Ankara Bölge Adliye Mahkemesince, tüm dosya kapsamına göre; dosya kapsamı, mevcut delil durumu ve ileri sürülen istinaf sebepleri dikkate alındığında mahkemenin vakıa ve hukuki değerlendirmesinde usul ve esas yönünden yasaya aykırılık bulunmadığı ve taraf markalarının kapsamında bulunan mal ve hizmetler aynı ise de, taraf markalarında ortak olan “advantage” ibaresinin, günlük dile yerleşen, herkes tarafından bilinen ve mal ya da hizmetlerin daha avantajlı sunulduğuna işaret eden zayıf nitelikte bir ibare olduğu, davalının başvurusunda yer alan “HTC” ibaresinin yeterli ayırt ediciliği sağladığı, Yargıtay 11. Hukuk Dairesinin 07.03.2018 tarih ve 2016/8973 E.- 2018/1765 K., 11.04.2017 tarih ve 2015/14462 E.- 2017/2034 K., 07.02.2017 tarih ve 2015/12405 E.- 2017/620 K., 18.01.2017 tarih ve 2015/12389 E.- 2017/347 K., 18.01.2017 tarih ve 2015/12438 E.- 2017/346 K. sayılı kararlarının da bu yönde olduğu gerekçesiyle davacı vekilinin istinaf başvurusunun esastan reddine karar verilmiştir.

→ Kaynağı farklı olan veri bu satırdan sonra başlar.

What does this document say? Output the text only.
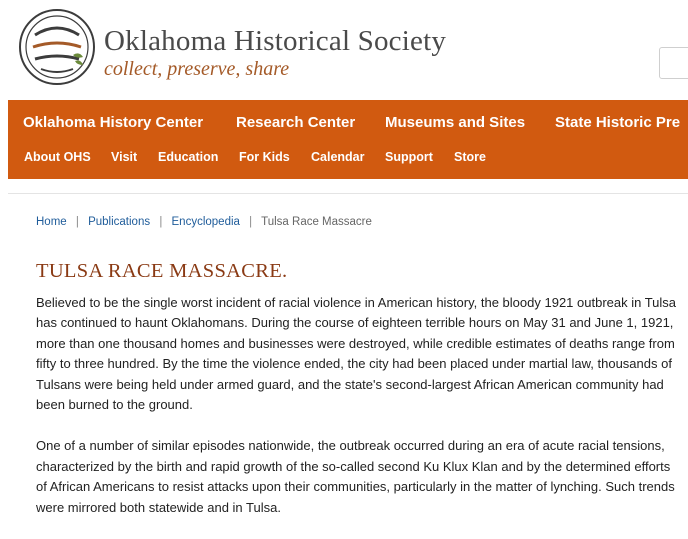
Oklahoma Historical Society
collect, preserve, share
Oklahoma History Center Research Center Museums and Sites State Historic Pre
About OHS Visit Education For Kids Calendar Support Store
Home | Publications | Encyclopedia | Tulsa Race Massacre
TULSA RACE MASSACRE.

Believed to be the single worst incident of racial violence in American history, the bloody 1921 outbreak in Tulsa has continued to haunt Oklahomans. During the course of eighteen terrible hours on May 31 and June 1, 1921, more than one thousand homes and businesses were destroyed, while credible estimates of deaths range from fifty to three hundred. By the time the violence ended, the city had been placed under martial law, thousands of Tulsans were being held under armed guard, and the state's second-largest African American community had been burned to the ground.

One of a number of similar episodes nationwide, the outbreak occurred during an era of acute racial tensions, characterized by the birth and rapid growth of the so-called second Ku Klux Klan and by the determined efforts of African Americans to resist attacks upon their communities, particularly in the matter of lynching. Such trends were mirrored both statewide and in Tulsa.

Kararı davacı vekili temyiz etmiştir.
Yapılan yargılama ve saptanan somut uyuşmazlık bakımından uygulanması gereken hukuk kuralları gözetildiğinde İlk Derece Mahkemesince verilen kararda bir isabetsizlik olmadığının anlaşılmasına göre yapılan istinaf başvurusunun HMK’nın 353/b-1 maddesi uyarınca Bölge Adliye Mahkemesince esastan reddine ilişkin kararın usul ve yasaya uygun olduğu kanısına varıldığından Bölge Adliye Mahkemesi kararının onanmasına karar vermek gerekmiştir.
SONUÇ: Yukarıda açıklanan nedenlerle, davacı vekilinin temyiz isteminin reddi ile Bölge Adliye Mahkemesince verilen kararın HMK’nın 370/1. maddesi uyarınca ONANMASINA, HMK’nın 372. maddesi uyarınca işlem yapılmak üzere dava dosyasının İlk Derece Mahkemesine, kararın bir örneğinin Bölge Adliye Mahkemesine gönderilmesine, aşağıda yazılı bakiye 21,40 TL temyiz ilam harcının temyiz eden davacıdan alınmasına, 27/09/2022 tarihinde kesin olarak oybirliğiyle karar verildi.